Bequeathed to me by my dear friend and kind mentor Alan Darby, who sadly passed in January 2023. Alan had a long and distinguished career as a pro guitarist, playing alongside Eric Clapton, Robert Palmer and Van Morrison amongst many, many others.
An aficionado of Fleetwood Mac’s Peter Green, he had a sublime tone and phrasing. All the pro players commented on his distinct and beautiful vibrato.
I started teching for him a decade back and helped him build his final rig, which comprised three Dumble ODS and two Trainwreck clones made by Marcus Cliffe, himself an accomplished first-call musician.
These amps accompanied us to Dallas for Clapton’s 2019 Crossroads fundraiser festival and this one, my favourite after extremely exhaustive listening, appeared on stage there.

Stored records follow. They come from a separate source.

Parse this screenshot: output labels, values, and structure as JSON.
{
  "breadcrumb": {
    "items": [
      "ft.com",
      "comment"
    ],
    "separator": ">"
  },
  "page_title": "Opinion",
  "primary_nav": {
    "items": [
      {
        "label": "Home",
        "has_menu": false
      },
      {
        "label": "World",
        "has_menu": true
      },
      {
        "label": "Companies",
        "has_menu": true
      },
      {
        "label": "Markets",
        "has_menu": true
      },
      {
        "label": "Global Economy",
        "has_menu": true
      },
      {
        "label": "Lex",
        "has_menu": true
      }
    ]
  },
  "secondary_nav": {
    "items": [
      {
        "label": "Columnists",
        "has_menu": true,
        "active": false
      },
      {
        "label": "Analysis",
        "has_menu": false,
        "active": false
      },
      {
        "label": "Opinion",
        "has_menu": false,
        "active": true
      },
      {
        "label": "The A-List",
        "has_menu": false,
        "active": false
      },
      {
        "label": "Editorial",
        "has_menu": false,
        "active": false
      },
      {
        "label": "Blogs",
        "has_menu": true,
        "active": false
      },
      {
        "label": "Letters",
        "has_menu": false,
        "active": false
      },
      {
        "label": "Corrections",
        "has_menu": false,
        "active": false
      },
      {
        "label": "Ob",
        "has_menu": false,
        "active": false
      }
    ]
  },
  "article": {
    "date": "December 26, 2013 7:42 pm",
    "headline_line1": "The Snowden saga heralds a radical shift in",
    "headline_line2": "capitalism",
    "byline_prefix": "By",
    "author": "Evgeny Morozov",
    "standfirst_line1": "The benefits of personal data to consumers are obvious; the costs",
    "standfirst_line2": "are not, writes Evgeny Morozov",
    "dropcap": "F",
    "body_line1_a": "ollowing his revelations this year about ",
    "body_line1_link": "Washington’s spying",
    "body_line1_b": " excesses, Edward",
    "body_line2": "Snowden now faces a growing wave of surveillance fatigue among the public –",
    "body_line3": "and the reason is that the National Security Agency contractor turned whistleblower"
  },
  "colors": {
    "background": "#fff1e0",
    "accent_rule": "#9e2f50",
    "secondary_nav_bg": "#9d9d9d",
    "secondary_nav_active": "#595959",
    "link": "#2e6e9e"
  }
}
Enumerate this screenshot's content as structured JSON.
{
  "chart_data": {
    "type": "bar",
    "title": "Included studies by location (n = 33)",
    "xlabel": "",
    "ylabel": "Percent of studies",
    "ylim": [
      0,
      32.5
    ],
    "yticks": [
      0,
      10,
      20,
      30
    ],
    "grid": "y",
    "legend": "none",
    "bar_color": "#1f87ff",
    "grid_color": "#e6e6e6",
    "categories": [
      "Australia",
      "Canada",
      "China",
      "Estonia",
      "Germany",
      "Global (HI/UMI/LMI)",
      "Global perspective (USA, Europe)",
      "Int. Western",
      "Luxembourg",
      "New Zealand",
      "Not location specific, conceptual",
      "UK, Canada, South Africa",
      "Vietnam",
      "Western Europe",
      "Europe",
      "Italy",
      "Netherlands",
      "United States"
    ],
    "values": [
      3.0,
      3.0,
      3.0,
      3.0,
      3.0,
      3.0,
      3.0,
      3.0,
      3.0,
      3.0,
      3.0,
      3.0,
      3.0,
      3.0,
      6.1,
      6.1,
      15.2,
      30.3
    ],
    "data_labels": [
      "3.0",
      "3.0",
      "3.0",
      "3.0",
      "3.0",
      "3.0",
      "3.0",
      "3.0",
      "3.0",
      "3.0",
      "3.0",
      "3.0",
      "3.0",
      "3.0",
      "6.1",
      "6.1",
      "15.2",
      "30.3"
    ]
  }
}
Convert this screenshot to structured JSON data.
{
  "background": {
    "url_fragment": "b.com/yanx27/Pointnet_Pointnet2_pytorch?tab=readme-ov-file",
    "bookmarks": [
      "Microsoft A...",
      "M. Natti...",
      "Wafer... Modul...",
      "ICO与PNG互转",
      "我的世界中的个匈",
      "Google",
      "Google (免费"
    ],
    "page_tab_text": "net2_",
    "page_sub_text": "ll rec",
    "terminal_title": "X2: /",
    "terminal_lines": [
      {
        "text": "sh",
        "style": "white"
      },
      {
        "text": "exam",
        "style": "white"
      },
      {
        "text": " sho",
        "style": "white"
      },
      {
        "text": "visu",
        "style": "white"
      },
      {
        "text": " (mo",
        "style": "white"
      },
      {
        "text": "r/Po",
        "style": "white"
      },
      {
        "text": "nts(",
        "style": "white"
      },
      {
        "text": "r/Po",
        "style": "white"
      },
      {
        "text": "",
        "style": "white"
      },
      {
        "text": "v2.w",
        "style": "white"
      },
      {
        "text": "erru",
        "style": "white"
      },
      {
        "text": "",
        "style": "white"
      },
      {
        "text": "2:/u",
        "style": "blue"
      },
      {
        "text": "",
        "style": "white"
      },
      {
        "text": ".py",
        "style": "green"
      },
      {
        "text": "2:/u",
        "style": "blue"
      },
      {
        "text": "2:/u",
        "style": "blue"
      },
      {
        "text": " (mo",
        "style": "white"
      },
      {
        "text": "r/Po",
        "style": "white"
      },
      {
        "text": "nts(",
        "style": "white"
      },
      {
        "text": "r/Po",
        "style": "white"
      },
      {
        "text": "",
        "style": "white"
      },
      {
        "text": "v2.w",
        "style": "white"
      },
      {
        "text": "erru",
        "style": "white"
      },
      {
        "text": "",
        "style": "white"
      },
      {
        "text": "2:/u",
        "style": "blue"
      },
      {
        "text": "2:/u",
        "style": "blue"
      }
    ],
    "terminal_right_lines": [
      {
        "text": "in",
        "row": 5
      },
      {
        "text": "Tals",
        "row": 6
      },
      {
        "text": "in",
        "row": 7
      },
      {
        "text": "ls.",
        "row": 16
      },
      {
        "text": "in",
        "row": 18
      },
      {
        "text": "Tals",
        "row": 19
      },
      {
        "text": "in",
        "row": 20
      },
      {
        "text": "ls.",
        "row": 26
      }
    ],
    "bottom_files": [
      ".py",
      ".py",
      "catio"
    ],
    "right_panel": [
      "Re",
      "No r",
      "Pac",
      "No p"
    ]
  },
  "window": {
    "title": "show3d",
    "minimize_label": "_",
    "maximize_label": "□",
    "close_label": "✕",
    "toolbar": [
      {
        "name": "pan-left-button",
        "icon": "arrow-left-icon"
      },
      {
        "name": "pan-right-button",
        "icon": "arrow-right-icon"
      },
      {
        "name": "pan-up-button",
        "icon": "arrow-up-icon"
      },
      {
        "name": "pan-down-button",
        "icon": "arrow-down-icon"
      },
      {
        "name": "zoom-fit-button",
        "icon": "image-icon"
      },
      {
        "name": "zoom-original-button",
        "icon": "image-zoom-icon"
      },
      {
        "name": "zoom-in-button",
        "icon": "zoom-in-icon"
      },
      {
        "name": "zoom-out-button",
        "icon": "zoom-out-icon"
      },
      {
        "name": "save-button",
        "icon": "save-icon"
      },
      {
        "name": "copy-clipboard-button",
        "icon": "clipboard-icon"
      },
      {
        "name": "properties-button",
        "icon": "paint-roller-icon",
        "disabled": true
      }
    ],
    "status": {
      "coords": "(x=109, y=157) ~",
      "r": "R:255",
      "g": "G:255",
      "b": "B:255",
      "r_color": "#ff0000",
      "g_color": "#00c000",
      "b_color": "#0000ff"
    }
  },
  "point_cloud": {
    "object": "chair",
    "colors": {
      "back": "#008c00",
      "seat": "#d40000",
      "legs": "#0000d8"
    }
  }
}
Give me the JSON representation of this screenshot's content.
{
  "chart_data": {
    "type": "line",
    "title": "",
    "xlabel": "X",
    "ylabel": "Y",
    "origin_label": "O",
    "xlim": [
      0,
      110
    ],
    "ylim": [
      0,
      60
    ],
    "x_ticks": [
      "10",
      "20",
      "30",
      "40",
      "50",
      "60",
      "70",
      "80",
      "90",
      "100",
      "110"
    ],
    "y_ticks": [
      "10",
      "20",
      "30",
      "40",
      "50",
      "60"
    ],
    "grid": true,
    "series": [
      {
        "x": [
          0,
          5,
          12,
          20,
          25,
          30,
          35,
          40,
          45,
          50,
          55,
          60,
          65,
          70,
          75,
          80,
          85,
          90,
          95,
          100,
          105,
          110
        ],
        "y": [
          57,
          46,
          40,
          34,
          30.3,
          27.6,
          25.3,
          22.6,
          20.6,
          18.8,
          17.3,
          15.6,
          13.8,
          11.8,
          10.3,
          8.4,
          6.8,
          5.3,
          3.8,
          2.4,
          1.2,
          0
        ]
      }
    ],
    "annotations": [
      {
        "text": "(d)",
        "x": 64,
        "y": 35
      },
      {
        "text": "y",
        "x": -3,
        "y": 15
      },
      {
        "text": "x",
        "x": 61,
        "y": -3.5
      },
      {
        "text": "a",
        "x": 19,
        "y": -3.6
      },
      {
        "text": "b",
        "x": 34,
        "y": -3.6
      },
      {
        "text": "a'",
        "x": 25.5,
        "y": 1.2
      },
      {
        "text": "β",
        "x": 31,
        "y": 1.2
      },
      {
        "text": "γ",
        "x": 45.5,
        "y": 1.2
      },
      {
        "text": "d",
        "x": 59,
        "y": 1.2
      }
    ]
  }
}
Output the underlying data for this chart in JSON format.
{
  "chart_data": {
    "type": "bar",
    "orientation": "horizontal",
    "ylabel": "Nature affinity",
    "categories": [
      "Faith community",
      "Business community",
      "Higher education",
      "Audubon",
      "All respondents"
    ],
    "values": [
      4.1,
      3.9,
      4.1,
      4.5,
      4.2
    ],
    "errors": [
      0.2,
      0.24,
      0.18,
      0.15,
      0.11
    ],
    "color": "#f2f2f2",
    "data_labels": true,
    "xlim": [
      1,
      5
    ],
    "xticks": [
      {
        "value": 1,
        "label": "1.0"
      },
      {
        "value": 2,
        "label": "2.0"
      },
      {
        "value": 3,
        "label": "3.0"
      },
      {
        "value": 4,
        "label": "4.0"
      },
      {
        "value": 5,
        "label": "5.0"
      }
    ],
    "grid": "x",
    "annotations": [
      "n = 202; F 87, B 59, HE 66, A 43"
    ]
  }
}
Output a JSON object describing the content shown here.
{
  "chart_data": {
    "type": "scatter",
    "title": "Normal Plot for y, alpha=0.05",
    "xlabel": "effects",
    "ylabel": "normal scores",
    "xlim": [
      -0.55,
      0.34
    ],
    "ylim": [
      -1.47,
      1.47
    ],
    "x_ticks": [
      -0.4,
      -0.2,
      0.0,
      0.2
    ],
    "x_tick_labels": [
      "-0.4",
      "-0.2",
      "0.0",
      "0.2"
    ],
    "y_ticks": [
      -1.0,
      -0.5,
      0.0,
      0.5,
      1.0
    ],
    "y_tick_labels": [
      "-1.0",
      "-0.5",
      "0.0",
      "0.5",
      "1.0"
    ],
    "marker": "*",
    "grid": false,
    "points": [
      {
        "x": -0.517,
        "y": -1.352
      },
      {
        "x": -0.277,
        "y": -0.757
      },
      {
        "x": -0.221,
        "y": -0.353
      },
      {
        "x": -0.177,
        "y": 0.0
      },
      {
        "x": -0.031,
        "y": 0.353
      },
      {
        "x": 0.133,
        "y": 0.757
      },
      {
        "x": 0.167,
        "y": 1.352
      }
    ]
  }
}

He knew I loved it and didn’t have anything like it, so he left it to me. God bless him.
I’ve never had the chance to play a real Trainwreck – now legendary, they go for the most serious money apart from real Dumbles and are even rarer – but this clone does what they are reputed to do.
It’s pretty high gain, but enables the player togo from clean, through chime to crunch and then starting lead using the guiitar’s volume control. And when turned up, it’s a handful, quite hysterical and very exciting. But it’s also containable at about 22 watts.
The downside is no effects loop and you can’t put time-based effects like delay or reverb in front of it because they squish up when the amp breaks up (unless that’s the sound you’re looking for, quite fun but not what I want).
But the upside is simply one of the best sounding amps I’ve ever met, with a maker and player provenance to die for.
The speaker is a single Celestion Classic Lead 80 – not a speaker I’d used before but felt for this amp. It also likes AlNiCos. It’s housed in a repurposed closed-back combo cab whose amp slot provides a front-facing port.